Entonces se percato de algo que antes no pudo ver. La grabación seguía andando y en ese momento ocurría la escena de la pelea. Pero visto desde aquel ángulo había algo distinto. En el momento en que Anabel le daba el empujón, el profesor no recibía el golpe, si no que tratando de buscar algo en un cajón del escritorio había perdido el equilibrio y caído abruptamente. Todo en tan pocos segundos que se podría tomar como un asesinato.

Ian se rió. Diez años de dolor. Diez años separados. Diez años de vivir una vida temerosa. Que irónico. Todo había sido en vano. Todo era una farsa. Que estúpidos habían sido.

Mientras la ambulancia se llevaba a Anabel, los policías arrestaban a Charles y tomaban la declaración de Ian, éste solo pensaba en el cielo. Allí, entre las miles de estrellas estaba aquel planeta, el causante de todo lo ocurrido. En su lugar, sereno, el astro nunca sabría que en su honor se libraron batallas a muerte y que por él, su amor debió aplazarse.

En la ambulancia junto a Anabel, le dedico una sonrisa.

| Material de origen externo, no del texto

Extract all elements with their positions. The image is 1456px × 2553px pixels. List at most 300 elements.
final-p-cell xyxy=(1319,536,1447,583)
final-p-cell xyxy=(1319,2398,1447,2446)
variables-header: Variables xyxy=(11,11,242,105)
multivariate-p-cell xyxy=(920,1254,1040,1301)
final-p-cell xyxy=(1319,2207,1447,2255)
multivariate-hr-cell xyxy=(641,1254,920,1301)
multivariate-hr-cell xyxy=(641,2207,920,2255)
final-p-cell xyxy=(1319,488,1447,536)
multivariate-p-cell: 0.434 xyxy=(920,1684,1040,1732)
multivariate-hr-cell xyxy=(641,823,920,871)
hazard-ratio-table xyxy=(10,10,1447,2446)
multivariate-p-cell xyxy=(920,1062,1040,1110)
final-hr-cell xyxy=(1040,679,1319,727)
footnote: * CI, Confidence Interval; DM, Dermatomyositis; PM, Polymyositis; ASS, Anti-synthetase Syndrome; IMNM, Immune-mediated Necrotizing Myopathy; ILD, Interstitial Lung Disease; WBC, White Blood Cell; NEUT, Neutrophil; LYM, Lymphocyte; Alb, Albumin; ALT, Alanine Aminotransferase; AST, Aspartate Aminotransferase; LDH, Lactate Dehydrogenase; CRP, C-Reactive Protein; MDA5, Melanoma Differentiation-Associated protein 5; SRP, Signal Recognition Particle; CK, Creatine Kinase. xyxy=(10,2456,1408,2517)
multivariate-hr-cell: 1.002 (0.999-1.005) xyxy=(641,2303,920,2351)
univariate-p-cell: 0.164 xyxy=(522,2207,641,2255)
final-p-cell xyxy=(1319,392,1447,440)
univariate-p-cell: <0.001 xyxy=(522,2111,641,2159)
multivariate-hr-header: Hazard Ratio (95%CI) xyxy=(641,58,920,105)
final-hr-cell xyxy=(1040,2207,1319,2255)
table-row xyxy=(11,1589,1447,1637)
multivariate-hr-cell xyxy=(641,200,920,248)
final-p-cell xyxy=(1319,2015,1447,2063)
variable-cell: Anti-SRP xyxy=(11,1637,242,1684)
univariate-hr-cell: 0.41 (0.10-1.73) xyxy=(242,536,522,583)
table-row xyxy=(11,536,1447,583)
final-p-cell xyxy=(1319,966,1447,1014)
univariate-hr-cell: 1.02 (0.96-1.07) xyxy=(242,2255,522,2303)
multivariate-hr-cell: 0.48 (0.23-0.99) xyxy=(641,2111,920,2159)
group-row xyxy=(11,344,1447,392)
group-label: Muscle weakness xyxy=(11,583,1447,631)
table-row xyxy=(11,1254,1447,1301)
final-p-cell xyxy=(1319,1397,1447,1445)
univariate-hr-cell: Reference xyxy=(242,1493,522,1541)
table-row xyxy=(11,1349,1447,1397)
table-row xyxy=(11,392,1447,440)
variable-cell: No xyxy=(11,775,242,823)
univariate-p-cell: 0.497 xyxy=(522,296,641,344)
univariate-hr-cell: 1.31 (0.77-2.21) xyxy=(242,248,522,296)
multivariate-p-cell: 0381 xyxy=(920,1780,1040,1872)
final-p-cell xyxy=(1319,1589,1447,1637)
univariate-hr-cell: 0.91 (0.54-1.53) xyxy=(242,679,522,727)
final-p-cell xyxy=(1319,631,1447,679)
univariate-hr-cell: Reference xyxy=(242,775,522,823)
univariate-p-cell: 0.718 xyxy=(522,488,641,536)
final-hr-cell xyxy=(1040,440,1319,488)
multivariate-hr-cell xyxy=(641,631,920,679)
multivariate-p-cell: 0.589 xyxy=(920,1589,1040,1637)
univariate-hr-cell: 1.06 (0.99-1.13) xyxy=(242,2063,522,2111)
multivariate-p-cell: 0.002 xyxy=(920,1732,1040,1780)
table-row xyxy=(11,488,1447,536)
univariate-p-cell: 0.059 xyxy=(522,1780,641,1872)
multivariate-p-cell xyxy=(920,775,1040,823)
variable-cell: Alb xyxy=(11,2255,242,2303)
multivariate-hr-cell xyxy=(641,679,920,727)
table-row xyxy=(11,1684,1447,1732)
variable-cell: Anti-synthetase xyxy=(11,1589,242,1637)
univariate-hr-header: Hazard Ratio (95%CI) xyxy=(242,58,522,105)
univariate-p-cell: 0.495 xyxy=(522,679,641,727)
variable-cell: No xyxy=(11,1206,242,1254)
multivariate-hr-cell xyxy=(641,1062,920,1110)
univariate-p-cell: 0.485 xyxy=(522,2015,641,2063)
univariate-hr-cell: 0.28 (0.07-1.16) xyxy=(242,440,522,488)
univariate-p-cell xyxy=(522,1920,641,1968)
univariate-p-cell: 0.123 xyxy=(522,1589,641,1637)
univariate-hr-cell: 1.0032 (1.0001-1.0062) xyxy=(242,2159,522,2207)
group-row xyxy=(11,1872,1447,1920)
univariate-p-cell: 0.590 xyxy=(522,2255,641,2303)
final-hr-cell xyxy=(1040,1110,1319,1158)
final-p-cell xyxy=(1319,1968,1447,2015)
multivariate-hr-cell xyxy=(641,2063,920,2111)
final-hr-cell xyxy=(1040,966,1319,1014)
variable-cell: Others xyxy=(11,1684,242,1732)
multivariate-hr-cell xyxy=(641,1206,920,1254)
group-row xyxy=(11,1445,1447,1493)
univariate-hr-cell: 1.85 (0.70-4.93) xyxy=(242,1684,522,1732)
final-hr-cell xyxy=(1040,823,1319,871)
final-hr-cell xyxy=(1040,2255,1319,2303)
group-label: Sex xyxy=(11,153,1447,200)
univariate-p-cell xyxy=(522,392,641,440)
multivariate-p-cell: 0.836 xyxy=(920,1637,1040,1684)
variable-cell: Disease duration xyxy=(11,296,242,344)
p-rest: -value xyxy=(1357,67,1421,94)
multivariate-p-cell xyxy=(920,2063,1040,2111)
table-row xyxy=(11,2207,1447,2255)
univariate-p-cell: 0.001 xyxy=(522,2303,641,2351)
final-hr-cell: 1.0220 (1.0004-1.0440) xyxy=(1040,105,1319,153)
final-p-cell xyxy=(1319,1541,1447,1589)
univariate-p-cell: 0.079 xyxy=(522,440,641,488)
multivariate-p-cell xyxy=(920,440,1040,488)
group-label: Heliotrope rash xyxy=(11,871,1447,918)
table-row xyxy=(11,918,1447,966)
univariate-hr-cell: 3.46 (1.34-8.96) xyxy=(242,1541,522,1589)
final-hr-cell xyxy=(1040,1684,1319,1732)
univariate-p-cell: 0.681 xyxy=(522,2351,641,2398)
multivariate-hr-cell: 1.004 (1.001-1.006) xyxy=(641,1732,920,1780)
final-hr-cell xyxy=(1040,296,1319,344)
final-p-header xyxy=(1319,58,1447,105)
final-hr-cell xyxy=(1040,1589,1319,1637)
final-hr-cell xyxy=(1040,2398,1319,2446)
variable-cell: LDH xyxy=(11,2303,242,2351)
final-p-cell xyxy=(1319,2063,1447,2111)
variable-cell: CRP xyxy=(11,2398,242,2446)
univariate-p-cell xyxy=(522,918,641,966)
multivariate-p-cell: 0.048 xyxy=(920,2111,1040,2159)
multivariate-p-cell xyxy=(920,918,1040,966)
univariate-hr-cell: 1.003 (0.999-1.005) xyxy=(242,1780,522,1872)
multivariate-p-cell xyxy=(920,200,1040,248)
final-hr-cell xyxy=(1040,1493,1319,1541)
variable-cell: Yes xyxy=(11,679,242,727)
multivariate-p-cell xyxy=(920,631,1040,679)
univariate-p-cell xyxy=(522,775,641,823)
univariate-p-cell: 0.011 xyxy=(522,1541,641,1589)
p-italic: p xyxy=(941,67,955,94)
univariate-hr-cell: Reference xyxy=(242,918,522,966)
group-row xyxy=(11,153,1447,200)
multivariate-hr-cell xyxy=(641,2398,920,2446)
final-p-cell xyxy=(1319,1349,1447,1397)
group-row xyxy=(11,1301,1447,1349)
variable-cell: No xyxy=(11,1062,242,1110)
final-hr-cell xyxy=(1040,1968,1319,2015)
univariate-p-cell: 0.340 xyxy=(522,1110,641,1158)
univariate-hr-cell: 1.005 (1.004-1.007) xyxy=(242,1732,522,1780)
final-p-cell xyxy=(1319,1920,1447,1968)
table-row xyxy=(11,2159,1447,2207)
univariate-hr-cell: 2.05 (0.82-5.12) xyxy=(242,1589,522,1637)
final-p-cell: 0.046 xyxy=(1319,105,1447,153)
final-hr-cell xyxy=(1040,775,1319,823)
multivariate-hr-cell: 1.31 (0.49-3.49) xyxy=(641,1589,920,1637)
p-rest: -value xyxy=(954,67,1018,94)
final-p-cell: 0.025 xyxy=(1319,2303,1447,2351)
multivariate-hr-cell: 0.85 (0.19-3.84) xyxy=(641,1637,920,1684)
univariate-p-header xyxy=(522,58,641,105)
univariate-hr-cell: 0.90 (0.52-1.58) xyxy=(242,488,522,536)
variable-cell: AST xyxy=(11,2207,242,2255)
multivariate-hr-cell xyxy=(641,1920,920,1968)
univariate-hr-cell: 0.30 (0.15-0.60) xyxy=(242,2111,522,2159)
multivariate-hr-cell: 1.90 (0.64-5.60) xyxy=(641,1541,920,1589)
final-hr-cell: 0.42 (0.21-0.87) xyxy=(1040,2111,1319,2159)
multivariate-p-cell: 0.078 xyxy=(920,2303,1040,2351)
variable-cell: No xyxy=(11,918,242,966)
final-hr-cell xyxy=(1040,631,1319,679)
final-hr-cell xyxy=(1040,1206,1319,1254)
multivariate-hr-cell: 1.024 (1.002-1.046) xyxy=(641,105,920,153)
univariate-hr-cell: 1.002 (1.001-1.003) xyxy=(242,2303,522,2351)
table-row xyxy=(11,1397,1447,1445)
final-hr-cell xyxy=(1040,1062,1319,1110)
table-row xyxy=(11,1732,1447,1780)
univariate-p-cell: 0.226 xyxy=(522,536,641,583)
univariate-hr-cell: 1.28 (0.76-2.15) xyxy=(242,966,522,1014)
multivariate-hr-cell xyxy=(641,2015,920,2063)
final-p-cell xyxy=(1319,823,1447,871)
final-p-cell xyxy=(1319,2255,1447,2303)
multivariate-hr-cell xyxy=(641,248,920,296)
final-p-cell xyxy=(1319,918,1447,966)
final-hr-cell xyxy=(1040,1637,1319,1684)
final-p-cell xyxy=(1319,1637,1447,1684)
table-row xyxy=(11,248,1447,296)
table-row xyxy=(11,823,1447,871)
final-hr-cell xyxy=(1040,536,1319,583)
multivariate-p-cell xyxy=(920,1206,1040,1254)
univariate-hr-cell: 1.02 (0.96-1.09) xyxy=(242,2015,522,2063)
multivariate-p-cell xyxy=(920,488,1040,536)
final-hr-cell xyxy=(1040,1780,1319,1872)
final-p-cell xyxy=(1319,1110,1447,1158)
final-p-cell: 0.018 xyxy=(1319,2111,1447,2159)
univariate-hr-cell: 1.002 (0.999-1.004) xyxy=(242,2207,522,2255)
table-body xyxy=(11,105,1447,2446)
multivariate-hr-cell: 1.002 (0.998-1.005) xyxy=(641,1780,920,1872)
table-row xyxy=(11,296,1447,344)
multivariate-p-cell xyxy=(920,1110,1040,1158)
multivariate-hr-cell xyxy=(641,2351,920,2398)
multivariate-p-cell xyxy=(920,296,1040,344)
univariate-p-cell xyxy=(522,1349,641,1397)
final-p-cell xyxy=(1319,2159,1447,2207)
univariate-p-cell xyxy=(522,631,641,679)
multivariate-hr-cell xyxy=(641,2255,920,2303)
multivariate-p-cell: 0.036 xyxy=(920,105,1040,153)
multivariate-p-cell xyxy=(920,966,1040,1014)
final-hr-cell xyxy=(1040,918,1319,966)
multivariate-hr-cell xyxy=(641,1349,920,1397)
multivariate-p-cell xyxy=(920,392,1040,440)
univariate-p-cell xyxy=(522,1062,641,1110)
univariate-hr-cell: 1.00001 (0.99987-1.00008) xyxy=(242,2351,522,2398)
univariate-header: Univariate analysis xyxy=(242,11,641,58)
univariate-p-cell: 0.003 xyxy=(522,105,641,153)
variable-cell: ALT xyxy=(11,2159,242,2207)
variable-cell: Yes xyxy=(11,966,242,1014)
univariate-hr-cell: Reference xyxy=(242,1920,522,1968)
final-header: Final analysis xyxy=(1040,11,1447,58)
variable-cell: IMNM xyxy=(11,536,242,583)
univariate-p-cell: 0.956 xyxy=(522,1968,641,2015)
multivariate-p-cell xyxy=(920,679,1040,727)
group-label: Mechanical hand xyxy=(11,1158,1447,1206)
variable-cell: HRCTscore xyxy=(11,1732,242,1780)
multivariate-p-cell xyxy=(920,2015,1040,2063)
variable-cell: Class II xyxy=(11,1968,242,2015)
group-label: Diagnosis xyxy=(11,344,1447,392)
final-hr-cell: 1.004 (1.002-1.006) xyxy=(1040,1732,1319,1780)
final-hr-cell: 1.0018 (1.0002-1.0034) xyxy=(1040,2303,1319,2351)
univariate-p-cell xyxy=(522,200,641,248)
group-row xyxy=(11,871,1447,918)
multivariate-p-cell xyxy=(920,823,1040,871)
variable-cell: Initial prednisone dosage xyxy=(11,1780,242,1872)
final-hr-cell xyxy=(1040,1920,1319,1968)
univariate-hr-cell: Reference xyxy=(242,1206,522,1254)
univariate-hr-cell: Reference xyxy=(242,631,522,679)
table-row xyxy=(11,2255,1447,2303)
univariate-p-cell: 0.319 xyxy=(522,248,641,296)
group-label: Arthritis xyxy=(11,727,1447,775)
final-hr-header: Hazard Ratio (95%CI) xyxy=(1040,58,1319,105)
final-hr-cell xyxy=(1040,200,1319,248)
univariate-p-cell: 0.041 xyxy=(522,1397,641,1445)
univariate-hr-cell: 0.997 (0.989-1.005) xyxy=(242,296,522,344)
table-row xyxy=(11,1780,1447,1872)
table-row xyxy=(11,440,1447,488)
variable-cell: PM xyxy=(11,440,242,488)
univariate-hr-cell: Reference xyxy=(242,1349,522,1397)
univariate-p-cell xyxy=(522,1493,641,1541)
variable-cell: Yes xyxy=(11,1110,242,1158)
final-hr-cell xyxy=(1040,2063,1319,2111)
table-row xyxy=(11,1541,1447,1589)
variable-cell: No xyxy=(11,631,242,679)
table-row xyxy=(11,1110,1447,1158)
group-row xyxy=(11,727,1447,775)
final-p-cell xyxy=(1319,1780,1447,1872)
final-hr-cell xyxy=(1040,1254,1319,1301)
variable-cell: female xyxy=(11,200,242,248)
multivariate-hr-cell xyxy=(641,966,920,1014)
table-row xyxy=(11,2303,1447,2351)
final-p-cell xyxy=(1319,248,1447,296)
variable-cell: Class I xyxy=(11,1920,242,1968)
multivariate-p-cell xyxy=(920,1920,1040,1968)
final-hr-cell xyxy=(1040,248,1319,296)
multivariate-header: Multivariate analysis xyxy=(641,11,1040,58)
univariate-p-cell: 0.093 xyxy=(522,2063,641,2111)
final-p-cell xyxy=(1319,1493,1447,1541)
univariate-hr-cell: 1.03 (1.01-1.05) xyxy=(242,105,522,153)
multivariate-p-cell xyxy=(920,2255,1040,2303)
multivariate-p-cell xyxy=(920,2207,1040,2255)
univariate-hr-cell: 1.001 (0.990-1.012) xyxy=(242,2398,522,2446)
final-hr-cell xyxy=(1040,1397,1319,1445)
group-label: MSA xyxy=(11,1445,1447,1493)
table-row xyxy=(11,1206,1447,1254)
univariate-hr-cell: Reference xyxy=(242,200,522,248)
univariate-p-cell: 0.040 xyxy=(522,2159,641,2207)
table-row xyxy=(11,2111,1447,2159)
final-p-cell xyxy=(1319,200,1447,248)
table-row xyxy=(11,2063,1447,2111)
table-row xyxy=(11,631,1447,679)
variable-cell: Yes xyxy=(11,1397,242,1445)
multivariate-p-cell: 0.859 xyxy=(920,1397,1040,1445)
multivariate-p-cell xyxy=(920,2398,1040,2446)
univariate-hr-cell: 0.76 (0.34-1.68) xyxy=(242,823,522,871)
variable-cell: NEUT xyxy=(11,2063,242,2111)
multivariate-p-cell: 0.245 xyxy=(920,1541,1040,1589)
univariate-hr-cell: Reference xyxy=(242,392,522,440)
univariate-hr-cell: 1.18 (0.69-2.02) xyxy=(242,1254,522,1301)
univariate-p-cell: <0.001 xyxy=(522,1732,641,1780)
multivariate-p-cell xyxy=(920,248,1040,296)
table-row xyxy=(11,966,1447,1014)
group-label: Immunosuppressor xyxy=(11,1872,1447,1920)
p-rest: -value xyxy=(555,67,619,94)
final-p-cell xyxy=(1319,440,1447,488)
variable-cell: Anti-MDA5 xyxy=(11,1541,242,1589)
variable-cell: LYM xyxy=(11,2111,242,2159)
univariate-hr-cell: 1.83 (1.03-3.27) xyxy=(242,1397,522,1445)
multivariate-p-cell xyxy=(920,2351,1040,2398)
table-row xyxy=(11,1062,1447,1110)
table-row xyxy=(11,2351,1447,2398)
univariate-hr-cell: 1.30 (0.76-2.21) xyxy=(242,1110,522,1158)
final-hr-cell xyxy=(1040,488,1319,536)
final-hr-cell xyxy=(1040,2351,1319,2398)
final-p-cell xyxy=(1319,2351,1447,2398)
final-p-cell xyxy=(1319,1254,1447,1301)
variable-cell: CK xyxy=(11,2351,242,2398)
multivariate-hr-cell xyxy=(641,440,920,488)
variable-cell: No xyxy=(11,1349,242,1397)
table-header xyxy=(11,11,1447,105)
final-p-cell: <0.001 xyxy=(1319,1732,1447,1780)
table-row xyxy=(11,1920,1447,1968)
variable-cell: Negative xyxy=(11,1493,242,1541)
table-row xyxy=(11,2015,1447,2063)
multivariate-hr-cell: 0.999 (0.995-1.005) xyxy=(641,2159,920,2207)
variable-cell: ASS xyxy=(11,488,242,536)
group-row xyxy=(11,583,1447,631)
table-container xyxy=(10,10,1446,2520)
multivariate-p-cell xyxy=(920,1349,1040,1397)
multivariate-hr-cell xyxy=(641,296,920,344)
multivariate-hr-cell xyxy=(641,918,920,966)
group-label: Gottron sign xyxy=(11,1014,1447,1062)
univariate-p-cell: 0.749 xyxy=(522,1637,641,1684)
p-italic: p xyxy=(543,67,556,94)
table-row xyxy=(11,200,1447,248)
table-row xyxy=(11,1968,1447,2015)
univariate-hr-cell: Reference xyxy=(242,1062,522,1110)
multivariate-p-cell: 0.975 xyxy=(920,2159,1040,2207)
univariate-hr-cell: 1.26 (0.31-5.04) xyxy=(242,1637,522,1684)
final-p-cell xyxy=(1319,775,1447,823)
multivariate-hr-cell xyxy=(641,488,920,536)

La mujer le respondió a pesar del dolor que sentía en el hombro.

—Te amo, Anabel. Siempre lo hice.

—Yo también, Ian. Regrese solo por ti.

Y en el cielo, las estrellas seguían su rumbo. El Planetario infinito tenía millones de galaxias, millones de constelaciones y millones de nebulosas. Pero en todo el universo no había amor más grande que el que ellos se tenían.

—todo estará bien, Anabel. Estaremos juntos para siempre.